The changes that we expe­ri­ence as we move from our youth to old age are the adap­ta­tions we make to get the things that we want.  None of us want to be out­casts.  None of us want to be afraid.  We learn, as we grow, how to mit­i­gate our impulses in order to be able to achieve the things that we want.

I knew the Boy who would become a Pas­tor.  He wanted power.  He wanted con­trol.  He wanted atten­tion.  He wanted author­ity.  And  he would use the weak­nesses in oth­ers to jus­tify to achieve those ends, regard­less of the pain it caused.

The Pas­tor who led his min­istry of mar­riage was that same boy.  I could not believe that he had changed.

As I read the memo­ri­als to his life posted by his fol­low­ers on Face­book, I felt the impulse to add the per­spec­tive of my own experience.

Then I read a mes­sage to her dead father from one of his daughters.

Thank you Daddy for lov­ing me so much and always car­ing the best for me. Thank you for rais­ing me in such a Godly atmos­phere and thank you do much for always push­ing me to do my best. I love you so much Daddy. Thank you for the life I got to spend with you. No one could ever ask for any­one bet­ter to be in their life. You were truly a bless­ing to have as a father.

Although I wish I could have had more time with you, I real­ize it is/was all part of God’s plan, just like can­cer and the heal­ing of cancer.

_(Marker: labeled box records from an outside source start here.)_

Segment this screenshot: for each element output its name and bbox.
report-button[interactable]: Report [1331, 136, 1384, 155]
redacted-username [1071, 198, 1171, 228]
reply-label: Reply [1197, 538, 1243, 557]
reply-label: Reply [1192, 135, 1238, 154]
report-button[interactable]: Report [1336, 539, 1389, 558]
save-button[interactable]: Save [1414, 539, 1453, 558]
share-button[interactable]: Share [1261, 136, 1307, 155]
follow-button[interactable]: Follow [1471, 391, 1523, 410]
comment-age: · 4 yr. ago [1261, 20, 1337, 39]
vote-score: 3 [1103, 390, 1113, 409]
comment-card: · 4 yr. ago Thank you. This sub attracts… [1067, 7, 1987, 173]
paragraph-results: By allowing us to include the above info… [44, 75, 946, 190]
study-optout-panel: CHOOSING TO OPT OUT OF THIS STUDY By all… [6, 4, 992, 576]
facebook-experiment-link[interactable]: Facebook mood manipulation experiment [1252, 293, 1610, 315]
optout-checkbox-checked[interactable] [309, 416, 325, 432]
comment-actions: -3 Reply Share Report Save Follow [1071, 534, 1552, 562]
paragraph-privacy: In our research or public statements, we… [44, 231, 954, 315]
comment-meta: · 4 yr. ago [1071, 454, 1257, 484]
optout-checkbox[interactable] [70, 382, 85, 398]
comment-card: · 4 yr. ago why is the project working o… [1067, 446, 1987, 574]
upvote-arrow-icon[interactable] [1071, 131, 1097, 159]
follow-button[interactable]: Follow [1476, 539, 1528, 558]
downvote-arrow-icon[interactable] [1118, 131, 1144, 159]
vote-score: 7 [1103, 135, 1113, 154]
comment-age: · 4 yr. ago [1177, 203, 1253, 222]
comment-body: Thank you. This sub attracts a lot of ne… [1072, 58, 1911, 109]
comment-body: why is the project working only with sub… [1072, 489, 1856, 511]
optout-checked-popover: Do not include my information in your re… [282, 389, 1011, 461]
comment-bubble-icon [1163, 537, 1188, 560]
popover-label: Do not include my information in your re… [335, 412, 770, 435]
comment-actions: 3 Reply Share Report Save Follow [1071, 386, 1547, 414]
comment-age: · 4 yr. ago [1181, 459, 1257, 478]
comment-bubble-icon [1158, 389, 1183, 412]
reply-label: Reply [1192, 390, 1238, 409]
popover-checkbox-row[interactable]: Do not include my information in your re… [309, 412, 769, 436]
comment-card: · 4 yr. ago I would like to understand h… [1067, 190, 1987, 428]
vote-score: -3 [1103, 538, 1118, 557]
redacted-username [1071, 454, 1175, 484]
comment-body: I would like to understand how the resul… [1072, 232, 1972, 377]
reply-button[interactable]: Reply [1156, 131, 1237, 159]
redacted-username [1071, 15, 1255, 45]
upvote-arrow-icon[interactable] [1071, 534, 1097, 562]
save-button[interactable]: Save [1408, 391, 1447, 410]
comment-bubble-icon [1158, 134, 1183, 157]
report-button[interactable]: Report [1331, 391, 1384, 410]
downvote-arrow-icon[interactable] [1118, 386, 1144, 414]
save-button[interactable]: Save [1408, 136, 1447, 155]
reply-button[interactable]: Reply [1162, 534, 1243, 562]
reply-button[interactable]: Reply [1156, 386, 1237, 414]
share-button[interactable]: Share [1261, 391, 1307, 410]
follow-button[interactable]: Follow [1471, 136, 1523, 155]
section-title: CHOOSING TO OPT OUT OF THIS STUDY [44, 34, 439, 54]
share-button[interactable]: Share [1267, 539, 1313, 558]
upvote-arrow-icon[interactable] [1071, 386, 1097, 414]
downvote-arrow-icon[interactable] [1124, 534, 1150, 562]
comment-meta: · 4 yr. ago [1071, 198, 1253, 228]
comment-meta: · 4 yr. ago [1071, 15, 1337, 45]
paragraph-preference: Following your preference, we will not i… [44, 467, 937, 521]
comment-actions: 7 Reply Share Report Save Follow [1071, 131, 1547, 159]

You are the one and only man I have ever looked up to in my life and you are my Super Hero Daddy, no one could ever match up to the legacy you left here with us.

You are my favorite and I LOVE YOU SO MUCH DADDY! Thank you for the time we spent together.”

My own mem­o­ries were mak­ing me unchar­i­ta­ble.  A fam­ily has been mor­tally injured.  Chil­dren have lost their father.  A com­mu­nity has lost its center.

I typed his name into Google to see whether there was more infor­ma­tion about how he had died.

On the first page of results a news story from six years ago came up.  It had been pub­lished in an alter­na­tive news­pa­per.  It told the story of an anti-homosexual event that had been orga­nized by the Boy who would become a Pas­tor.  The reporter describes the peo­ple who came to the micro­phone dur­ing the event to repu­di­ate the sins of the unpure.

The Boy who would become a Pas­tor exco­ri­ates the state as  polit­i­cal body that cares so lit­tle about its peo­ple that it would actu­ally pro­vide incen­tives for them to engage in soul-murdering sin.

When the Pas­tor died in that car crash in Uganda, he died with com­plete con­fi­dence in the right­ness of what he had done in his life.  Noth­ing had changed.  He had found another scape­goat, another group that he could focus people’s fear and anger on, and within that fear and anger he could find his own place of power.  He had no com­punc­tion.  His right was his due.  The weak had brought their own pain upon themselves.

What I had wit­nessed was a young boy per­fect­ing the skills that would define him as a grown man.

The words of St. Augus­tine came to mind:

All the per­ver­si­ties of all errors, all sects, preach­ing deviant morals and ungod­li­ness, have had as their authors men of great bril­liance. They weren’t the brain-children of any sort of men, they were started by men of the sharpest intelligence.

I can mourn then, not my own lin­ger­ing injury, not the loss his chil­dren suf­fer, not the early death of an influ­en­tial man.  I can mourn the waste of a pow­er­ful nature, even as I admit it likely never would have changed,  because the Boy who would become a Pas­tor believed he had found redemp­tion, and that in redemp­tion oth­ers would have to be left behind to be punished.